Under very wet conditions, environmental water managers worked with partner agencies and stakeholders to coordinate the delivery of water for the environment to:
- support a pelican rookery of about 28,000 nests in the Gayini (Nimmie-Caira) wetlands
- maintain a highly significant ibis and spoonbill rookery of about 100,000 nests in the Gayini (Nimmie-Caira) wetlands
- increase the distribution of the endangered southern bell frog and Australasian bittern in the Lowbidgee floodplain and Coleambally Irrigation Area
- protect native fish populations from the risk of hypoxic blackwater conditions in summer and avoid fish deaths in the lower Murrumbidgee and mid-Yanco billabong systems
- improve fish movement opportunities by managing more gradual and natural flow recession behind large operational releases, as well as minimise riverbank erosion.
During the 2022–23 year, the Murrumbidgee catchment experienced La Niña weather conditions resulting in above average rainfall and below average temperatures.
The high rainfall resulted in major flooding throughout the catchment and general and high security licences being 100% allocated.
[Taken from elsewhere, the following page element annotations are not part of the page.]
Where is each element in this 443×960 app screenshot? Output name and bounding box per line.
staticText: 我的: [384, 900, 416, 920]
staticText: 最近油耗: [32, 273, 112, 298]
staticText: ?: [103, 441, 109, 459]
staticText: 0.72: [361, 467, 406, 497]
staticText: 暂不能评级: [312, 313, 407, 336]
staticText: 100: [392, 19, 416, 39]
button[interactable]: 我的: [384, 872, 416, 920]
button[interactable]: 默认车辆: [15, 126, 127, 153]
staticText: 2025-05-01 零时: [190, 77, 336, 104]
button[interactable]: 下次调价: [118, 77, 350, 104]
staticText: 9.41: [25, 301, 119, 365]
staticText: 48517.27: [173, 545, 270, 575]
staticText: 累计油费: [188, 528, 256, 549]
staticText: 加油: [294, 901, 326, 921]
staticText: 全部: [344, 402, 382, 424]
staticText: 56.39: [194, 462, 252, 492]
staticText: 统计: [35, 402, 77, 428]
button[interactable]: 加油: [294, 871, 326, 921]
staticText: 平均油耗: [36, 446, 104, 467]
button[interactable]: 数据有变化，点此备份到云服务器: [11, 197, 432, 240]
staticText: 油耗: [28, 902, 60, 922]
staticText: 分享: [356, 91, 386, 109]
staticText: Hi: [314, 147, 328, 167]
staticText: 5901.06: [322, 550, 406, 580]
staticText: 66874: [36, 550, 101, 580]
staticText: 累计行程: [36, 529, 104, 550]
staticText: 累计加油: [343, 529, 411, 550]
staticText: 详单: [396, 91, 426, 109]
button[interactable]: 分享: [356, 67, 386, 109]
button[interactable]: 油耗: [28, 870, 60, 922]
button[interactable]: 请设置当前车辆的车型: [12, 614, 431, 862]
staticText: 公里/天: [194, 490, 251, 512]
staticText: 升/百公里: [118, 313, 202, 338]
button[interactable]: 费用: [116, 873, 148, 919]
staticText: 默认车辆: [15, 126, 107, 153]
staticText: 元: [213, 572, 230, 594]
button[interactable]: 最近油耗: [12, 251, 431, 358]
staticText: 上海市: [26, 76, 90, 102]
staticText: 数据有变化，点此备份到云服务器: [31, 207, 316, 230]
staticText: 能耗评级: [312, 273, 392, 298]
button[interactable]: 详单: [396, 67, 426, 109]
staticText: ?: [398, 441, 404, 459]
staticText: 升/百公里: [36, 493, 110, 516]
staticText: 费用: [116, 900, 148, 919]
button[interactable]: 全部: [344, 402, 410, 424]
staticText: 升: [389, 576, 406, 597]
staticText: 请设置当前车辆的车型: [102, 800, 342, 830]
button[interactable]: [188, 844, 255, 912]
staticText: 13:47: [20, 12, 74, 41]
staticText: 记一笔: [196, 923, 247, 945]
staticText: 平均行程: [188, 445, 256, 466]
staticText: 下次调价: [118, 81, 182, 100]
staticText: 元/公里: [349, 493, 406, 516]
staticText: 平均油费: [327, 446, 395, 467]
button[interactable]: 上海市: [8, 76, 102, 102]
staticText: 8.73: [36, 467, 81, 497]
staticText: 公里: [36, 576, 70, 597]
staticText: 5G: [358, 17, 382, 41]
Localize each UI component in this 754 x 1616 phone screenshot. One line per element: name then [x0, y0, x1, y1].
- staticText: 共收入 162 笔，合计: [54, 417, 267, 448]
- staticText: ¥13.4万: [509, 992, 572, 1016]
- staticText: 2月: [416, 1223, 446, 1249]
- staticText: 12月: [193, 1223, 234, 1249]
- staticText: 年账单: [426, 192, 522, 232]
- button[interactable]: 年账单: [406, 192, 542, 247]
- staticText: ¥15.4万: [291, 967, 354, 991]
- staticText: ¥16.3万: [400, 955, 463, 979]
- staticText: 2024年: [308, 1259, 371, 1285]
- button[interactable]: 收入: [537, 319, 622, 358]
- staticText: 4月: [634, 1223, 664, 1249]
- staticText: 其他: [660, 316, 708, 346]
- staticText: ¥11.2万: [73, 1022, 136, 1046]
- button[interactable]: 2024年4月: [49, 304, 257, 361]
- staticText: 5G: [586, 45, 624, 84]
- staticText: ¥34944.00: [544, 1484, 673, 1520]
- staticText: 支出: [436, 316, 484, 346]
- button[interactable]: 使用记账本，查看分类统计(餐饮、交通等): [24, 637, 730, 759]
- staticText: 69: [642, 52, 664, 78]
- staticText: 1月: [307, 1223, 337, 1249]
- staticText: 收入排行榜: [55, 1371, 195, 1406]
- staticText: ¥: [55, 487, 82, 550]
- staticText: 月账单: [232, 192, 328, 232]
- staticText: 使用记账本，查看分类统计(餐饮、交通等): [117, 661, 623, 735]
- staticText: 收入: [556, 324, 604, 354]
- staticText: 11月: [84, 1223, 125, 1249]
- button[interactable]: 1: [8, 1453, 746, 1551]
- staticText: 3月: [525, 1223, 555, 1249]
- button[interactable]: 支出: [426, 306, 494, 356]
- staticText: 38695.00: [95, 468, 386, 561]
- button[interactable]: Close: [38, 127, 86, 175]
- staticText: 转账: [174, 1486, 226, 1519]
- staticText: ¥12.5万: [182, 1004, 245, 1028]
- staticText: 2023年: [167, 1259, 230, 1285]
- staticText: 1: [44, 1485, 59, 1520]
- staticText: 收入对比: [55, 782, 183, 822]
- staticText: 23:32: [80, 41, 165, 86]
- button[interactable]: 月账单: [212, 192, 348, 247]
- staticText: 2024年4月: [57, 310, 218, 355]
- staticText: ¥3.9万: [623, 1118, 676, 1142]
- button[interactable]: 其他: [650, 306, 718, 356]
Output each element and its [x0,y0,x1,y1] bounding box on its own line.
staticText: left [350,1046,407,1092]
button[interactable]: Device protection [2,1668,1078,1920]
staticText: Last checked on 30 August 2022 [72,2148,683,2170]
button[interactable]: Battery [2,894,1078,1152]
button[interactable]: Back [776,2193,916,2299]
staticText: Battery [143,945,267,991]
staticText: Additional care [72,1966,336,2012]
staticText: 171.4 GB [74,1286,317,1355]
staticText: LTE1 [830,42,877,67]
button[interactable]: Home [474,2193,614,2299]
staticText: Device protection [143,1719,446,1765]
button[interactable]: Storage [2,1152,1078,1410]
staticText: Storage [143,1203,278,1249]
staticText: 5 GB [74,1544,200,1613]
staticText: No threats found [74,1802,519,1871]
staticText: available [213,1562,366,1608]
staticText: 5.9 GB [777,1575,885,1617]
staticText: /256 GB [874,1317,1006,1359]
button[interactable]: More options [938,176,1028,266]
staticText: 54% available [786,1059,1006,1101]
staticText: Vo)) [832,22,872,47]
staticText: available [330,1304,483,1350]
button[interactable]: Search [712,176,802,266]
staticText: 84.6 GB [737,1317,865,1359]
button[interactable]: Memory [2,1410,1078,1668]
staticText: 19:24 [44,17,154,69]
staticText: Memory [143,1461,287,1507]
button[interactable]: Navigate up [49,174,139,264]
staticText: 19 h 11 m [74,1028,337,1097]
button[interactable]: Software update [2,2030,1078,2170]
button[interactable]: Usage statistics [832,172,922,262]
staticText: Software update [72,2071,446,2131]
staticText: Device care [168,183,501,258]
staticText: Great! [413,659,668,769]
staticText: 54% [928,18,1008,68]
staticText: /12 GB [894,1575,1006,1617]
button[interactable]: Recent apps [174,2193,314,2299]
Supplementary water was also accessed during unregulated flow events and the release of water from dams to create airspace.
These circumstances created ideal conditions for native fish movement between floodplain, river, and creek environments. The numerous overbank inundation events in the Lowbidgee floodplain combined seamlessly with ongoing environmental water diversions to create ideal conditions for colonial waterbird breeding.
About the catchment
The Murrumbidgee catchment is in southern NSW and covers an area of 81,527 square kilometres.
Climatic conditions range from alpine in the Snowy Mountains to semi-arid on the Riverina plains.
Major rivers are the Murrumbidgee, with connection flowing into the Murray River and occasionally the Lachlan catchment (Great Cumbung area) when both systems are experiencing high flows.
The Murrumbidgee catchment has 26 storage or diversion structures and 1,690 kilometres of river and surrounding wetlands.
Water for Country
The Murrumbidgee catchment is Country to the Barapa Barapa, Mutthi Mutthi, Nari Nari, Ngarigo, Ngunnawal, Nyeri Nyeri, Wadi Wadi, Wolgalu, Wamba Wamba, Weki Weki and Wiradjuri Aboriginal peoples.
Water for Country is environmental water use planned by the Department of Climate Change, Energy, the Environment and Water and Aboriginal people to achieve shared benefits for the environment and cultural places, values and/or interests.
In the 2022–23 water year in the Murrumbidgee, environmental water managers:
- worked collaboratively with Nari Nari Tribal Council to deliver cultural and environmental outcomes throughout the Gayini wetlands through post-flooding deliveries of water for the environment
- started to build relationships with Wiradjuri and Mutthi Mutthi Nations through on Country meetings
- observed that wetlands and floodplains were revitalised by the floods, with box trees brought back to life and an abundance of old man weed and nardoo
- avoided fish kills in the Lower Murrumbidgee River following environmental flow recession management, which was a significant cultural and ecological outcome.